Pakistani activists from Balochistan have demanded Islamabad return hundreds of 'missing persons' allegedly abducted by security agents. The authorities are reluctant to bring these people to court.
On Friday, December 6, the Pakistani apex court ordered the government to produce 14 of the 35 missing Balochs, who rights groups say have been illegally detained by the military's intelligence agencies. Pakistani security agencies claim these people from the western Balochistan province were arrested on terrorism charges.

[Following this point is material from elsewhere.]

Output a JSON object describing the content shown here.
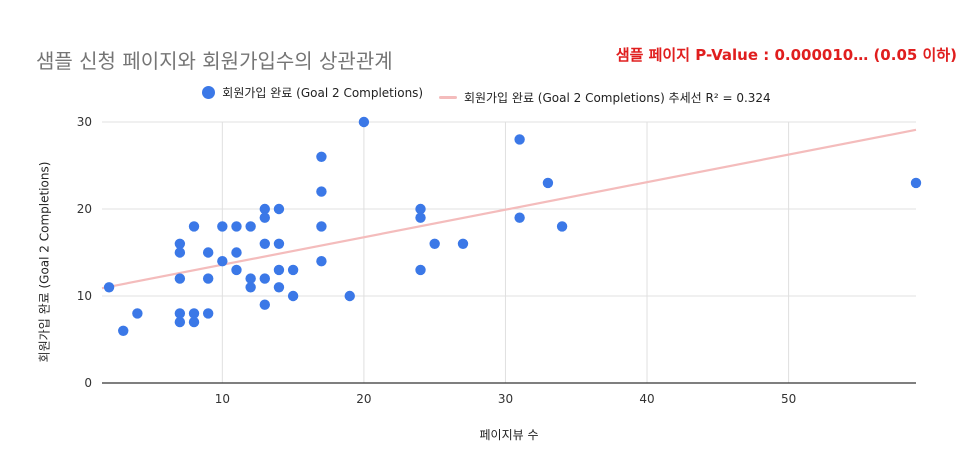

However, the whereabouts of these people are kept secret from the public; they have not been presented to local courts for a proper trial.
Last week, the Supreme Court's Chief Justice Iftikhar Muhammad Chaudhry set a deadline of December 5 for the country's security agencies to produce the "missing persons," but the agencies' chiefs once again failed to comply with the orders.

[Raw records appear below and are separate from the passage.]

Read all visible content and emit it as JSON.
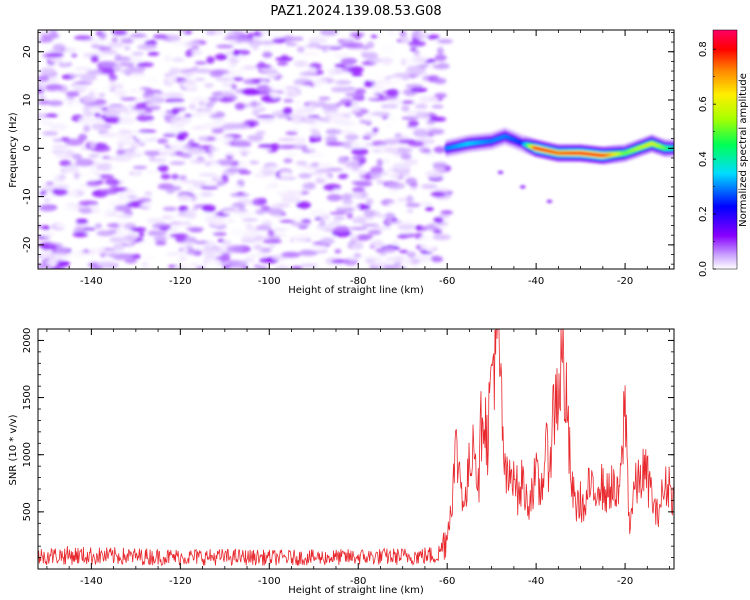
{
  "figure": {
    "title": "PAZ1.2024.139.08.53.G08"
  },
  "chart_data": [
    {
      "type": "heatmap",
      "title": "",
      "xlabel": "Height of straight line (km)",
      "ylabel": "Frequency (Hz)",
      "xlim": [
        -152,
        -9
      ],
      "ylim": [
        -25,
        24.5
      ],
      "xticks": [
        -140,
        -120,
        -100,
        -80,
        -60,
        -40,
        -20
      ],
      "yticks": [
        -20,
        -10,
        0,
        10,
        20
      ],
      "colorbar": {
        "label": "Normalized spectral amplitude",
        "range": [
          0,
          0.87
        ],
        "ticks": [
          0.0,
          0.2,
          0.4,
          0.6,
          0.8
        ],
        "colormap": [
          "#ffffff",
          "#8800ff",
          "#0000ff",
          "#00ddff",
          "#00ff55",
          "#aaff00",
          "#ffee00",
          "#ff8800",
          "#ff0000",
          "#ff0066"
        ]
      },
      "noise_region": {
        "x_range": [
          -152,
          -60
        ],
        "amplitude_range": [
          0.0,
          0.12
        ]
      },
      "signal_ridge": {
        "x": [
          -60,
          -55,
          -50,
          -47,
          -43,
          -40,
          -35,
          -30,
          -25,
          -20,
          -17,
          -14,
          -11,
          -9
        ],
        "freq_hz": [
          0,
          1,
          1.5,
          2.5,
          1,
          0,
          -1,
          -1,
          -1.5,
          -1,
          0,
          1,
          0,
          0
        ],
        "peak_amplitude": [
          0.3,
          0.35,
          0.3,
          0.3,
          0.25,
          0.8,
          0.75,
          0.8,
          0.8,
          0.5,
          0.55,
          0.6,
          0.5,
          0.4
        ]
      },
      "secondary_branch": {
        "x": [
          -48,
          -43,
          -37
        ],
        "freq_hz": [
          -5,
          -8,
          -11
        ]
      }
    },
    {
      "type": "line",
      "title": "",
      "xlabel": "Height of straight line (km)",
      "ylabel": "SNR (10 * v/v)",
      "xlim": [
        -152,
        -9
      ],
      "ylim": [
        0,
        2100
      ],
      "xticks": [
        -140,
        -120,
        -100,
        -80,
        -60,
        -40,
        -20
      ],
      "yticks": [
        500,
        1000,
        1500,
        2000
      ],
      "color": "#e8282d",
      "series": [
        {
          "name": "",
          "x": [
            -152,
            -145,
            -140,
            -130,
            -120,
            -110,
            -100,
            -90,
            -80,
            -70,
            -62,
            -60,
            -59,
            -58,
            -57,
            -56,
            -55,
            -54,
            -53,
            -52,
            -51,
            -50,
            -49,
            -48,
            -47,
            -46,
            -45,
            -44,
            -43,
            -42,
            -41,
            -40,
            -39,
            -38,
            -37,
            -36,
            -35,
            -34,
            -33,
            -32,
            -31,
            -30,
            -29,
            -28,
            -27,
            -26,
            -25,
            -24,
            -23,
            -22,
            -21,
            -20,
            -19,
            -18,
            -17,
            -16,
            -15,
            -14,
            -13,
            -12,
            -11,
            -10,
            -9
          ],
          "y": [
            110,
            120,
            115,
            110,
            105,
            105,
            100,
            100,
            105,
            110,
            120,
            300,
            600,
            1050,
            800,
            550,
            900,
            1250,
            700,
            1550,
            1100,
            1700,
            2100,
            1600,
            800,
            750,
            950,
            600,
            800,
            550,
            700,
            800,
            650,
            1000,
            950,
            1400,
            1600,
            1850,
            1300,
            700,
            550,
            600,
            500,
            750,
            600,
            800,
            700,
            650,
            750,
            600,
            750,
            1500,
            350,
            700,
            750,
            850,
            800,
            650,
            450,
            600,
            700,
            750,
            600
          ]
        }
      ]
    }
  ]
}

Local rights groups have the details of 8,000 people who they say have been disappeared over the past ten years and have not been seen since. According to the Asian Human Rights Commission (AHRC), 23 bullet-riddled bodies of these missing persons were discovered in different parts of Balochistan in January 2012. From August 2011 to January 2012, 56 Baloch people are known to have been murdered and dumped on roadsides, according to AHRC. The Voice for the Baloch Missing Persons (VBMP), which recently organized a "long march" from the western city of Quetta to the southeastern Karachi city to protest against the disappearances, indicates the number is much higher.

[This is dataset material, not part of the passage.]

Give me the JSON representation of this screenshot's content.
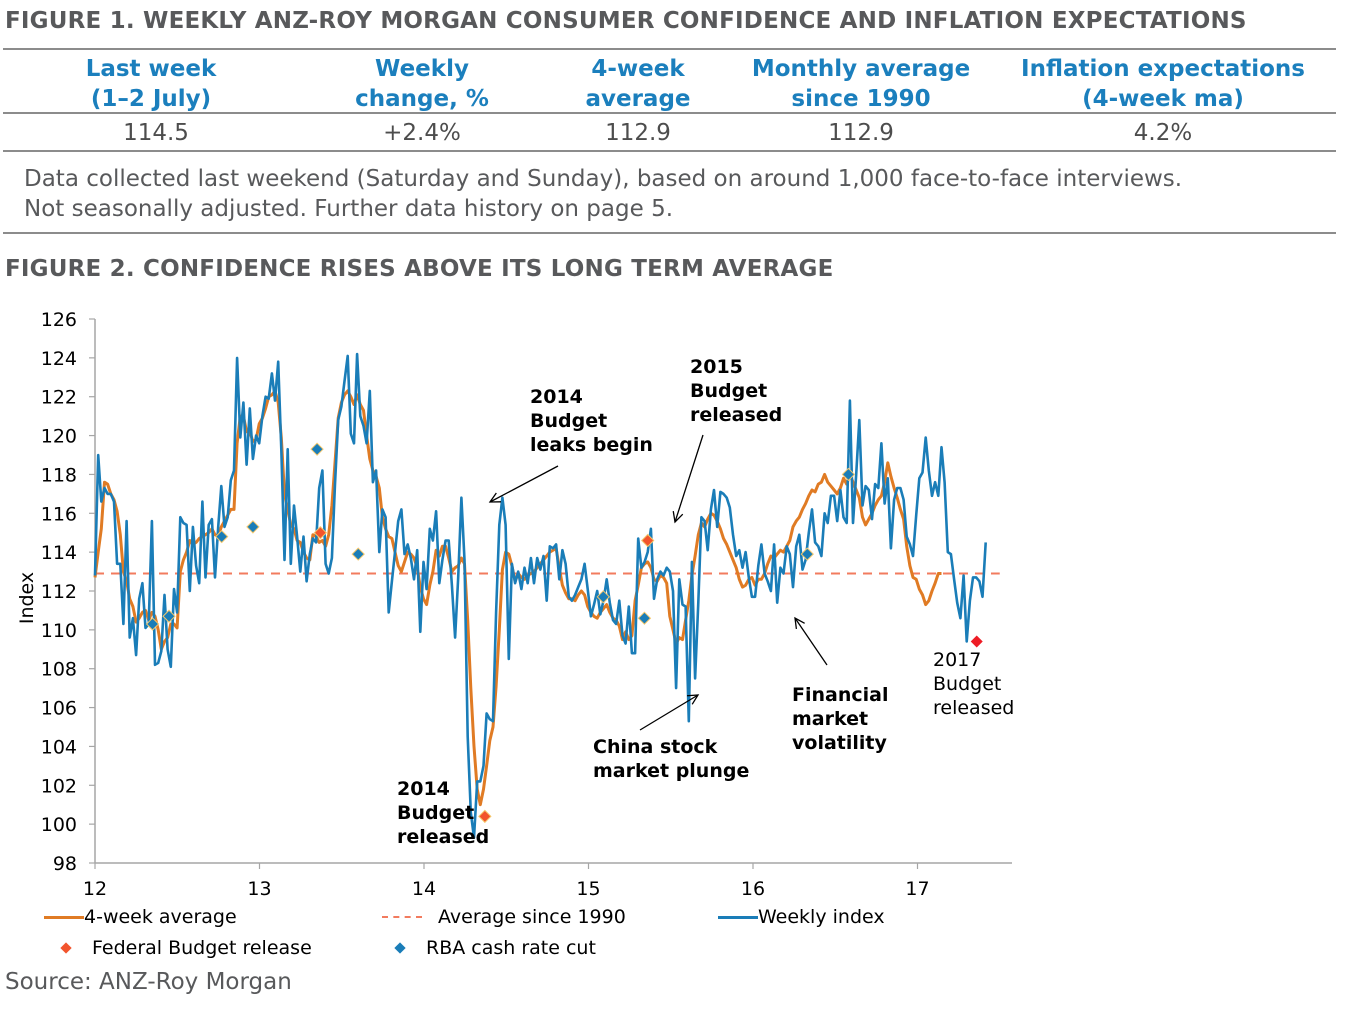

Washington-based Pakistani expert on Balochistan Malik Siraj Akbar told DW in an interview that the Supreme Court intervention seemed to have overwhelmed the security apparatus but there was still not a single institution or person who actually knew everything about every missing persons - "a very chaotic situation," he says.
"According to the AHRC, the Pakistani army operates dozens of illegal underground torture cells in different parts of the country and various intelligence agencies do not share complete information with each other about their operations and torture cells."
Rights groups believe the missing people are languishing in these cells.
"The security agencies are unwilling to comply with the court's order because they believe, without evidence, that the missing persons are linked to Baloch separatist organizations," Akbar said. "Multiple government institutions such as the Inter-Services Intelligence (ISI), the Military Intelligence (MI), and the Frontier Corps Intelligence (FCI), are involved in whisking away these people," he added.
Baloch journalist Saeed Sarbazi considers himself lucky to be alive. He had been advocating for the rights of Baloch people before he was abducted last year by "unknown" men.
Talking to DW he said, "They blind-folded me and kept me in a locked cell. They interrogated and tortured and forced me to stand all the time. I told them that I don't have any links with any terrorist or militant groups working in Balochistan. I'm just a journalist. I used to help missing persons' families who come and sit in the camp." Sarbazi was released after a month.
Disillusionment with Islamabad
Balochistan, which borders Afghanistan and Iran, is rich in oil, gas, and minerals, yet it remains Pakistan's poorest province. Baloch activists accuse Islamabad of usurping their wealth, fueling a protracted separatist movement.
The armed struggle for Baloch independence intensified after the killing of influential Baloch leader Akbar Bugti in 2006 in a military operation. Rebel Baloch groups like the Balochistan Liberation Army have repeatedly attacked security forces and state installations. Most of the rebel leadership is thought to be abroad in the UK, Afghanistan and Dubai.
A separatist leader Abdul Hakim Lehri told DW that the Pakistani establishment had "betrayed" the Baloch people on various occasions and they could therefore no longer be trusted.
"The conflict is not between Baloch separatists and the chief minister. It is a conflict between the Baloch people and the Pakistani army and the federal government," Akbar said, adding that the new chief minister of the province, Abdul Malik, could not do much to resolve this issue considering his limited influence over the army, the intelligence agencies and the Baloch separatists.
"As expected, Malik has not managed to make an iota of progress in resolving the conflict."